North Carolina practice files fraud suit alleging physician tried to 'destroy' it

Greenville-based Quasar Family Medicine North Carolina has filed a complaint that its lead physician concealed his drug overprescription and fraudulent billing to push the sale of his practice to another physician and then turn patients against the new owner. 

According to the June 28 complaint filed in the North Carolina Business Court, Charles Jahrsdorfer, MD, broke purchasing and employment agreements to "destroy" Carolina East Family Medicine after he sold the clinic. 

Allegations include turning staff against the new ownership and stealing patient lists to later start a competing healthcare provider.

The attorney for Dr.
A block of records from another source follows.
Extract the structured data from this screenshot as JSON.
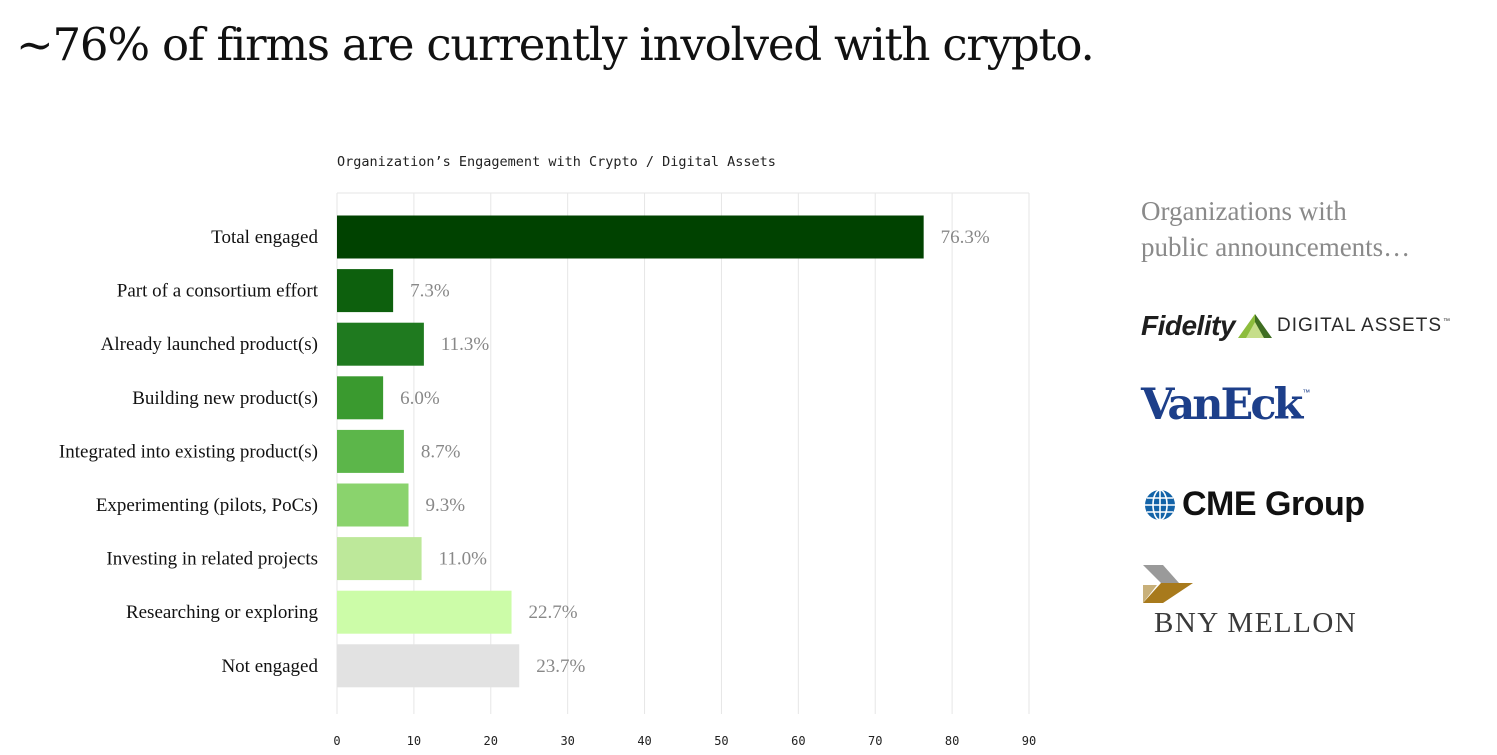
{
  "headline": "~76% of firms are currently involved with crypto.",
  "side_panel": {
    "heading_line1": "Organizations with",
    "heading_line2": "public announcements…",
    "logos": [
      {
        "name": "Fidelity",
        "subtext": "DIGITAL ASSETS",
        "trademark": "™"
      },
      {
        "name": "VanEck",
        "trademark": "™"
      },
      {
        "name": "CME Group"
      },
      {
        "name": "BNY MELLON"
      }
    ]
  },
  "colors": {
    "accent_dark_green": "#004200",
    "grey_bar": "#e2e2e2",
    "value_label": "#888888",
    "vaneck_blue": "#1d3f8a",
    "cme_blue": "#1363a8",
    "bny_gold": "#a87a1c"
  },
  "chart_data": {
    "type": "bar",
    "orientation": "horizontal",
    "title": "Organization’s Engagement with Crypto / Digital Assets",
    "categories": [
      "Total engaged",
      "Part of a consortium effort",
      "Already launched product(s)",
      "Building new product(s)",
      "Integrated into existing product(s)",
      "Experimenting (pilots, PoCs)",
      "Investing in related projects",
      "Researching or exploring",
      "Not engaged"
    ],
    "values": [
      76.3,
      7.3,
      11.3,
      6.0,
      8.7,
      9.3,
      11.0,
      22.7,
      23.7
    ],
    "value_labels": [
      "76.3%",
      "7.3%",
      "11.3%",
      "6.0%",
      "8.7%",
      "9.3%",
      "11.0%",
      "22.7%",
      "23.7%"
    ],
    "bar_colors": [
      "#004200",
      "#0d600d",
      "#1f7a1f",
      "#3a9a2f",
      "#5cb64a",
      "#8ad36d",
      "#bde89a",
      "#ccfca8",
      "#e2e2e2"
    ],
    "xlim": [
      0,
      90
    ],
    "xticks": [
      0,
      10,
      20,
      30,
      40,
      50,
      60,
      70,
      80,
      90
    ],
    "grid": true,
    "legend": "none",
    "xlabel": "",
    "ylabel": ""
  }
}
Jahrsdorfer told Law360 that he denies all allegations. 

"Dr. Jahrsdorfer was terminated by Quasar Family Medicine while he was out for health-related reasons, and has since been sued by Quasar," Emily Massey, attorney for Dr. Jahrsdorfer and other defendants, told Becker's in a statement. "Because of that lawsuit, we cannot comment further except to state that Dr. Jahrsdorfer vehemently denies all of the allegations and will vigorously defend his rights against Quasar."
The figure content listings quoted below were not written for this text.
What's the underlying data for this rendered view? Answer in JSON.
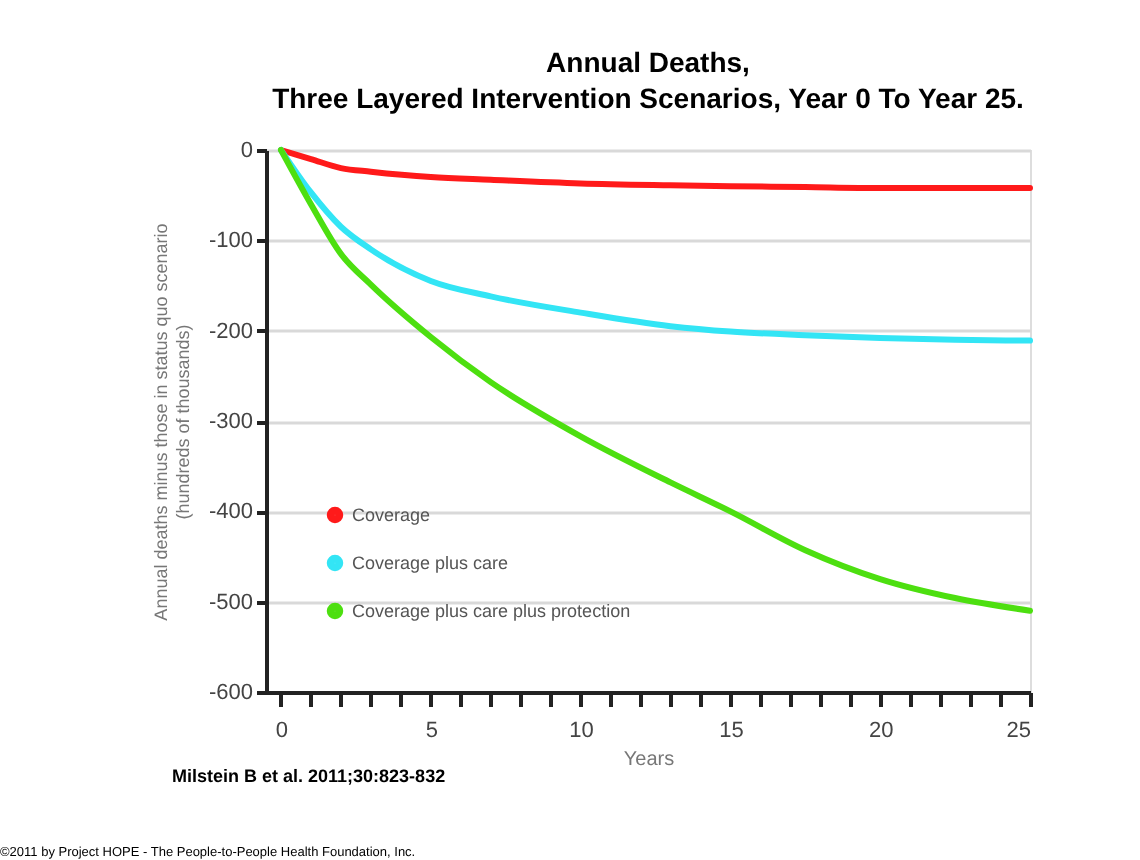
{
  "chart_data": {
    "type": "line",
    "title": "Annual Deaths,\nThree Layered Intervention Scenarios, Year 0 To Year 25.",
    "xlabel": "Years",
    "ylabel": "Annual deaths minus those in status quo scenario\n(hundreds of thousands)",
    "x": [
      0,
      1,
      2,
      3,
      5,
      7,
      10,
      13,
      15,
      17.5,
      20,
      22.5,
      25
    ],
    "series": [
      {
        "name": "Coverage",
        "color": "#ff1a1a",
        "values": [
          0,
          -10,
          -20,
          -24,
          -30,
          -33,
          -37,
          -39,
          -40,
          -41,
          -42,
          -42,
          -42
        ]
      },
      {
        "name": "Coverage plus care",
        "color": "#33e5f5",
        "values": [
          0,
          -47,
          -85,
          -110,
          -145,
          -162,
          -180,
          -195,
          -201,
          -205,
          -208,
          -210,
          -211
        ]
      },
      {
        "name": "Coverage plus care plus protection",
        "color": "#4ddf10",
        "values": [
          0,
          -60,
          -115,
          -149,
          -207,
          -257,
          -317,
          -368,
          -400,
          -443,
          -475,
          -496,
          -510
        ]
      }
    ],
    "xlim": [
      -0.5,
      25
    ],
    "xticks": [
      0,
      {
        "value": 1,
        "label": null
      },
      {
        "value": 2,
        "label": null
      },
      {
        "value": 3,
        "label": null
      },
      {
        "value": 4,
        "label": null
      },
      5,
      {
        "value": 6,
        "label": null
      },
      {
        "value": 7,
        "label": null
      },
      {
        "value": 8,
        "label": null
      },
      {
        "value": 9,
        "label": null
      },
      10,
      {
        "value": 11,
        "label": null
      },
      {
        "value": 12,
        "label": null
      },
      {
        "value": 13,
        "label": null
      },
      {
        "value": 14,
        "label": null
      },
      15,
      {
        "value": 16,
        "label": null
      },
      {
        "value": 17,
        "label": null
      },
      {
        "value": 18,
        "label": null
      },
      {
        "value": 19,
        "label": null
      },
      20,
      {
        "value": 21,
        "label": null
      },
      {
        "value": 22,
        "label": null
      },
      {
        "value": 23,
        "label": null
      },
      {
        "value": 24,
        "label": null
      },
      25
    ],
    "ylim": [
      -600,
      0
    ],
    "yticks": [
      -600,
      -500,
      -400,
      -300,
      -200,
      -100,
      0
    ],
    "grid": "y",
    "legend": "bottom left",
    "marker": "none",
    "line_style": "solid",
    "annotations": [
      "Milstein B et al. 2011;30:823-832",
      "©2011 by Project HOPE - The People-to-People Health Foundation, Inc."
    ]
  }
}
Quasar's owner, Sean Feinberg, MD, said in the complaint that after he purchased the clinic, he found that many patients came to the clinic because Dr. Jahrsdorfer was overprescribing Adderall. Additionally, the clinic was charging for in-house visits even if the patients didn't see the physician. 

According to the complaint, Dr. Jahrsdorfer also took patient lists to form a competing practice with his wife. In June, Dr. Jahrsdorfer also allegedly attacked an assistant by calling her a "Judas and a snake" because the assistant exposed that he took the list. 

The complaint also alleges Dr. Jahrsdorfer told patients he was fired, urging them to rally. Patients allegedly showed up to the clinic with no doctor to serve them, leading Quasar Family Medicine to close the clinic. According to the complaint, patients then vandalized the building by writing on it.

Quasar Family Medicin's suit alleges fraud, breach of contract, misappropriation of trade secrets and tortious interference with prospective economic advantage, among other claims.

"Our primary concern is the well-being of our patients," a spokesperson from Quasar Family Medicine North Carolina said in a statement shared with Becker's. "Despite the challenging circumstances we were all dealt, we are committed for the long run to maintaining the highest standard of care and support for the community of Pitt County."

The practice said they are adding imaging diagnostics, acupuncture, massage, and IV therapy, to "enhance the patient’s care with a holistic approach." 

"To have the only provider unexpectedly leave clearly put us in a challenging situation," Quasar's spokesperson added. "However it brought to our attention several serious concerns in the way prior operations were conducted at Carolina East Family Medicine. Not only did the provider’s absence affect our operations, the chaos that ensued was attributed to us. Most importantly and of great concern, a significant number of patients on controlled substances were left without care. Consequently, we were maligned and mobbed."